I would not recommend this book. The amount of plot development in this entire book is less than, say, one single chapter of The DaVinci Code, and not even in the same league in terms of cleverness of how the plot was revealed by the prime character.
I am a little bias because I just finished a DK book that I felt was one of the best I've ever read.
That being said, this is the first of a trilogy and has some likable characters and a steadily increased rate of suspense which I feel will skyrocket on the sequel which I am about to start.
The performance was lacking any emotion, or the ability to distinguish between characters. With 2 exceptions everyone had the same voice. The female characters were the worst. The story didn't resolve, it just left you hanging. Could have been better with a different narrator.
And doesn't slow down! Very fast paced, good tale. Dean Koontz does not ever disappoint me!
It took me awhile to appreciate the narrator, whose monotone does not do justice to the pace of the story. By the end, I was comfortable with him, but I suggest he refrains from narrating female characters altogether.
"Fear nothing: But what does the night hold"
Koontz creates a sinister moonlit world to which Chris Snow, the teller of this story, is perpetually condemned due to a rare skin condition which means that the light which he so longs for, would in time kill him.
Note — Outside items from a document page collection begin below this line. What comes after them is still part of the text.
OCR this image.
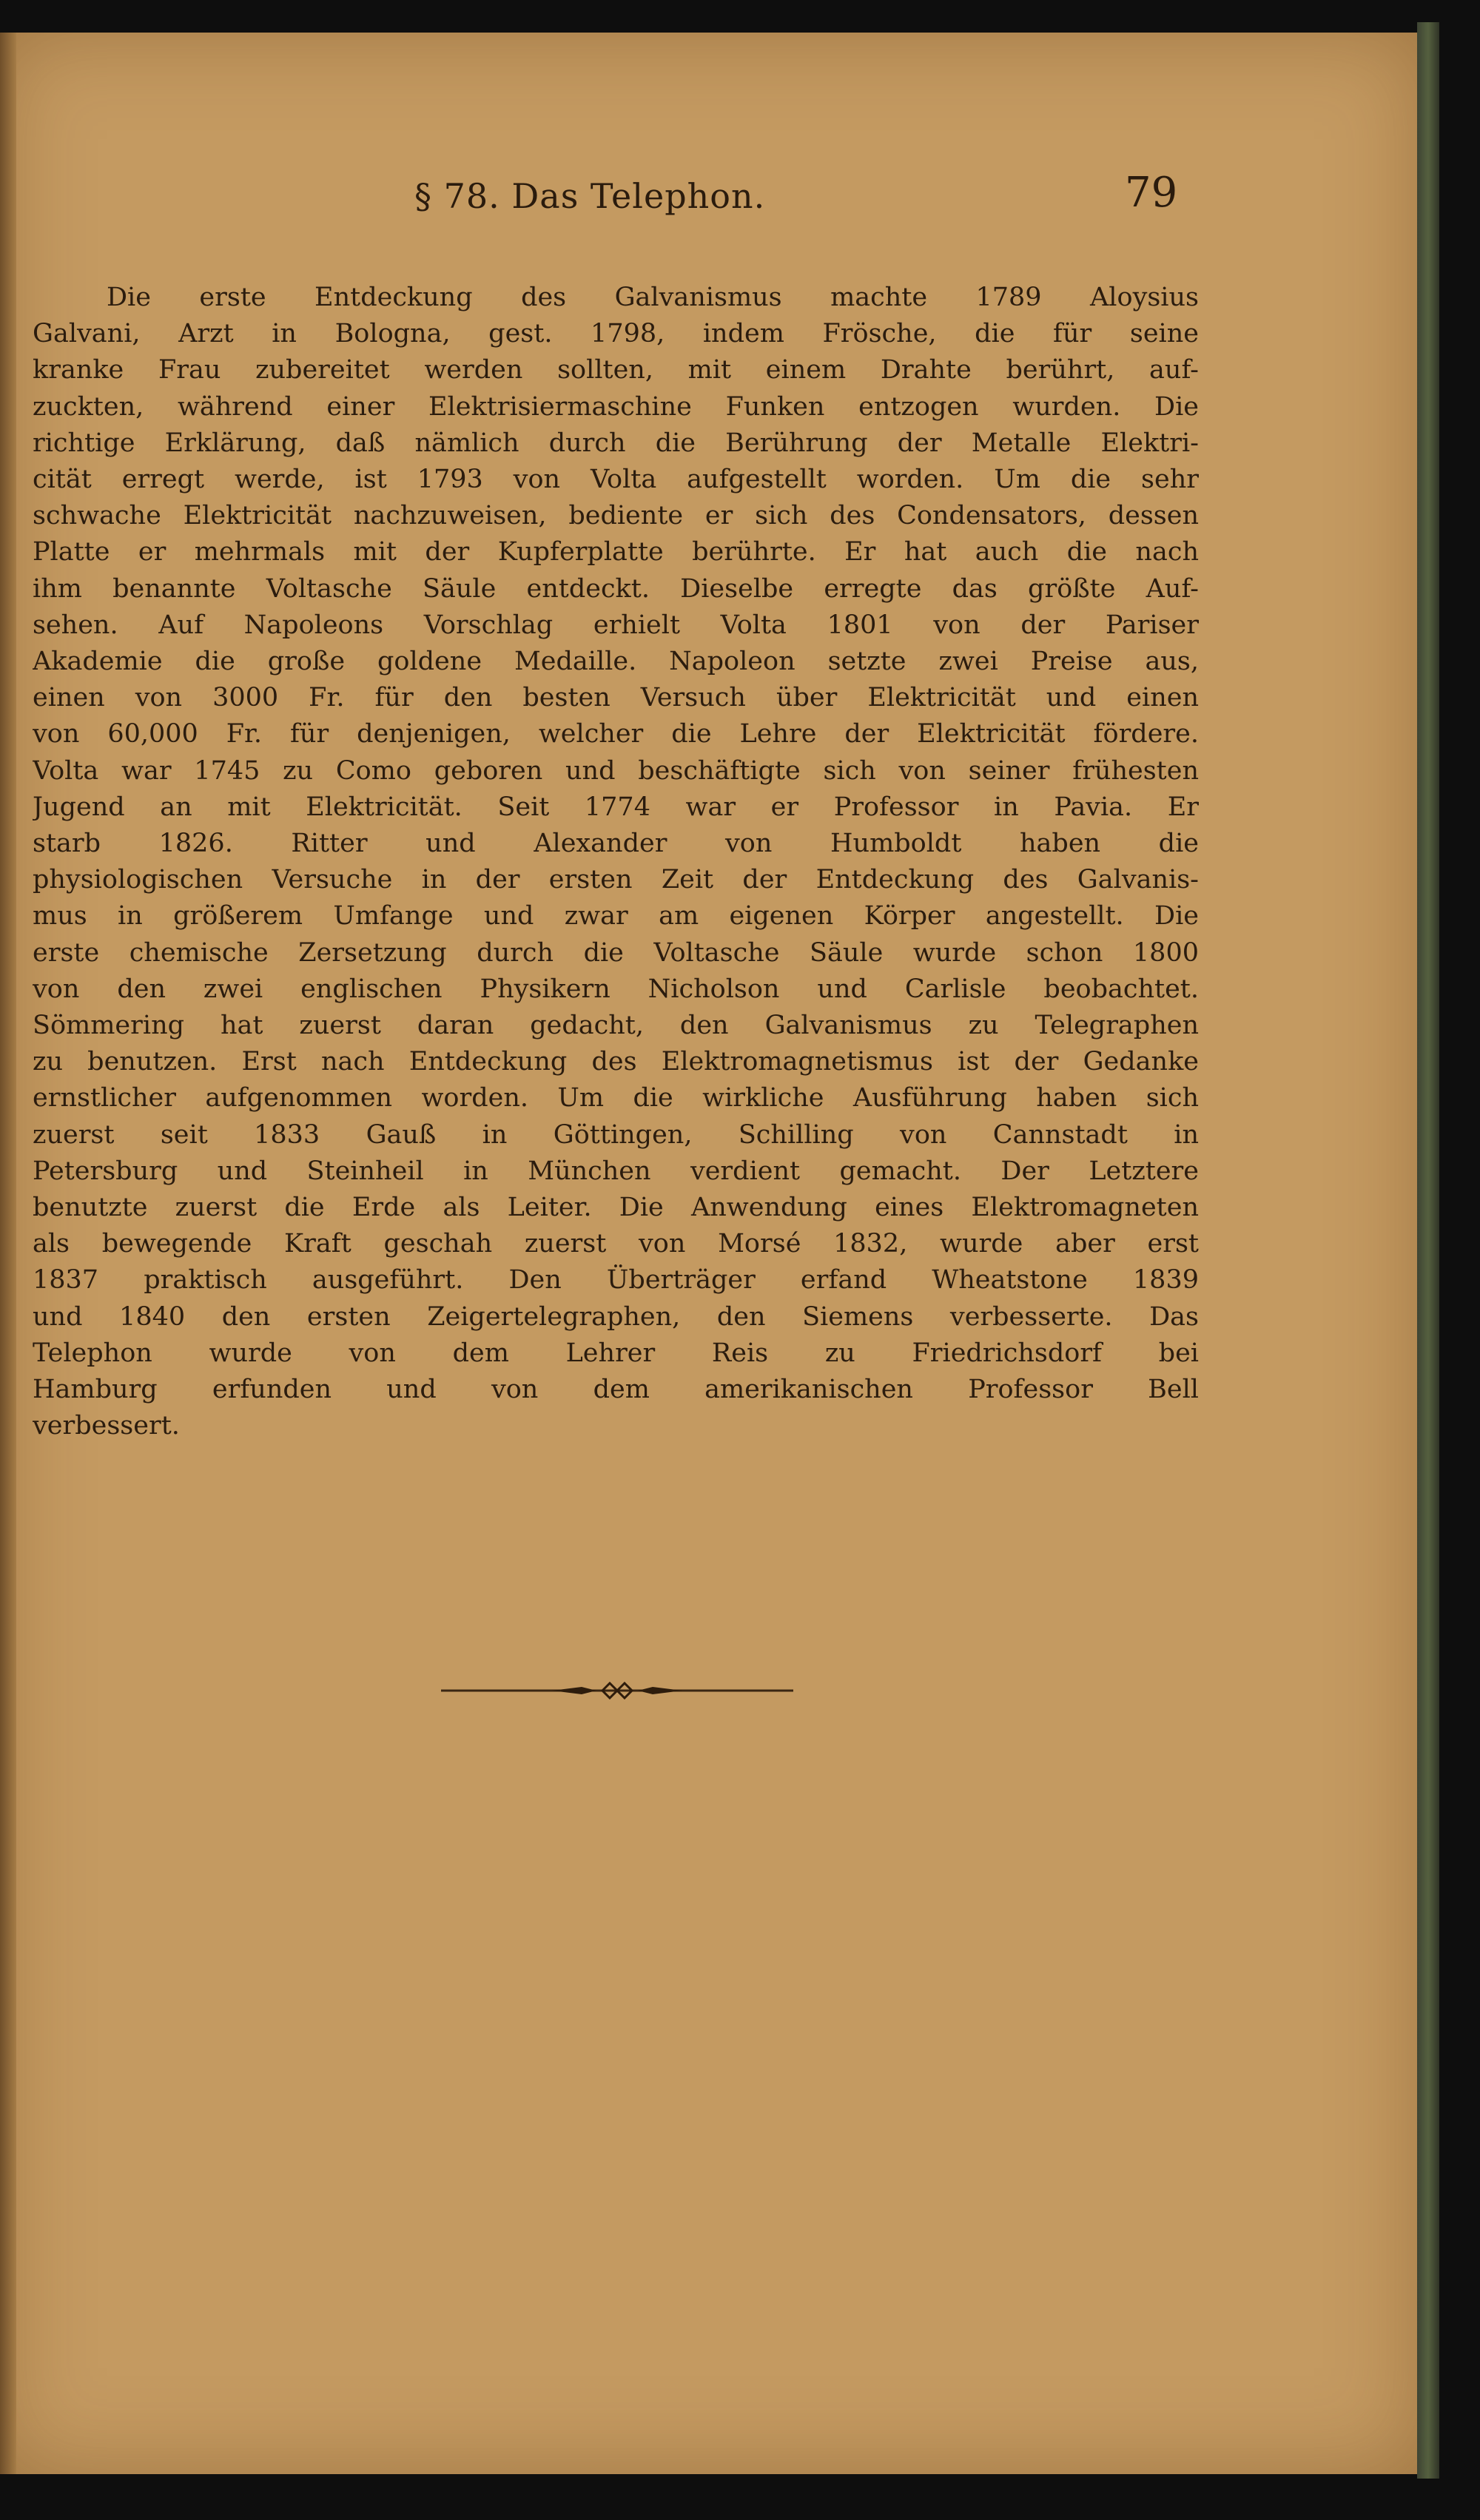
§ 78. Das Telephon.	79
Die erste Entdeckung des Galvanismus machte 1789 Aloysius
Galvani, Arzt in Bologna, gest. 1798, indem Frösche, die für seine
kranke Frau zubereitet werden sollten, mit einem Drahte berührt, auf-
zuckten, während einer Elektrisiermaschine Funken entzogen wurden. Die
richtige Erklärung, daß nämlich durch die Berührung der Metalle Elektri-
cität erregt werde, ist 1793 von Volta aufgestellt worden. Um die sehr
schwache Elektricität nachzuweisen, bediente er sich des Condensators, dessen
Platte er mehrmals mit der Kupferplatte berührte. Er hat auch die nach
ihm benannte Voltasche Säule entdeckt. Dieselbe erregte das größte Auf-
sehen. Auf Napoleons Vorschlag erhielt Volta 1801 von der Pariser
Akademie die große goldene Medaille. Napoleon setzte zwei Preise aus,
einen von 3000 Fr. für den besten Versuch über Elektricität und einen
von 60,000 Fr. für denjenigen, welcher die Lehre der Elektricität fördere.
Volta war 1745 zu Como geboren und beschäftigte sich von seiner frühesten
Jugend an mit Elektricität. Seit 1774 war er Professor in Pavia. Er
starb 1826. Ritter und Alexander von Humboldt haben die
physiologischen Versuche in der ersten Zeit der Entdeckung des Galvanis-
mus in größerem Umfange und zwar am eigenen Körper angestellt. Die
erste chemische Zersetzung durch die Voltasche Säule wurde schon 1800
von den zwei englischen Physikern Nicholson und Carlisle beobachtet.
Sömmering hat zuerst daran gedacht, den Galvanismus zu Telegraphen
zu benutzen. Erst nach Entdeckung des Elektromagnetismus ist der Gedanke
ernstlicher aufgenommen worden. Um die wirkliche Ausführung haben sich
zuerst seit 1833 Gauß in Göttingen, Schilling von Cannstadt in
Petersburg und Steinheil in München verdient gemacht. Der Letztere
benutzte zuerst die Erde als Leiter. Die Anwendung eines Elektromagneten
als bewegende Kraft geschah zuerst von Morsé 1832, wurde aber erst
1837 praktisch ausgeführt. Den Überträger erfand Wheatstone 1839
und 1840 den ersten Zeigertelegraphen, den Siemens verbesserte. Das
Telephon wurde von dem Lehrer Reis zu Friedrichsdorf bei
Hamburg erfunden und von dem amerikanischen Professor Bell
verbessert.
But that is just the start of it ... something fantastical has been going on at the old abandoned army base just outside town, things that both thrill, and terrify. Chris, the hunger of curiosity insatiable, must find out what is happening, and worst of all, what caused it.
As usual Dean Koontz's character development, narrative progression and an uncanny ability to describe nocturnal beauty, plunges the reader directly into the romance of what Chris Snow sees as he leads his quazi-vampire life. All acts are justified and flow liquidly throughout the tidal motion of this book, however, as with life, this tale does not draw to a firm conclusion, possibly a flaw in Koontz's books. Closure seems hard for him to find. This may be that there are very few authors that can suspend reality so completely, yet make it almost plausible, but when you turn off the story, your left with a yearning, a feeling of loss for that world. A sign of a good book or a run away train which the author just has not got the steam to keep up with?
"Feel the fear"
When I first started to listen to this I couldn't get into it so I listened to something else and came back to it . I'm glad I did. Anyone who has listened to 'Marley and Me' narrated by the author John Grogan will know its sometimes hard to listen to a nasal American accent and the narrator of this sounds similar in tone. The book however is thrilling and certainly chilling . Without giving away too much of the plot , The main character of the book is a sufferer of a condition called XP which makes him ultra sensitive to light.Exposure to light will result in cancers quickly followed by painfull death , so it's no surprise that he chooses to sleep by day and live his life by night. The sleepy town in which he lives , Moonlight Bay , has cruelly given him the name of 'the night crawler'and to some he's just someone to pick on . He does have friends though like his old surfer pal Bobby and his gal pal Sasha . Things start to get weird on the night his father dies and appologises for leaving him his legacy on his death bed.What does it mean ? And why does his fathers body get kidnapped and replaced by that of a tramp for the cremation.What is wrong with the animal population of Moonlight Bay and is our mans dog Orson as smart as he acts? A thrilling listen with some genuine skin crawling caracters . highly recommeded .
The narrator is American. Listen, before you buy!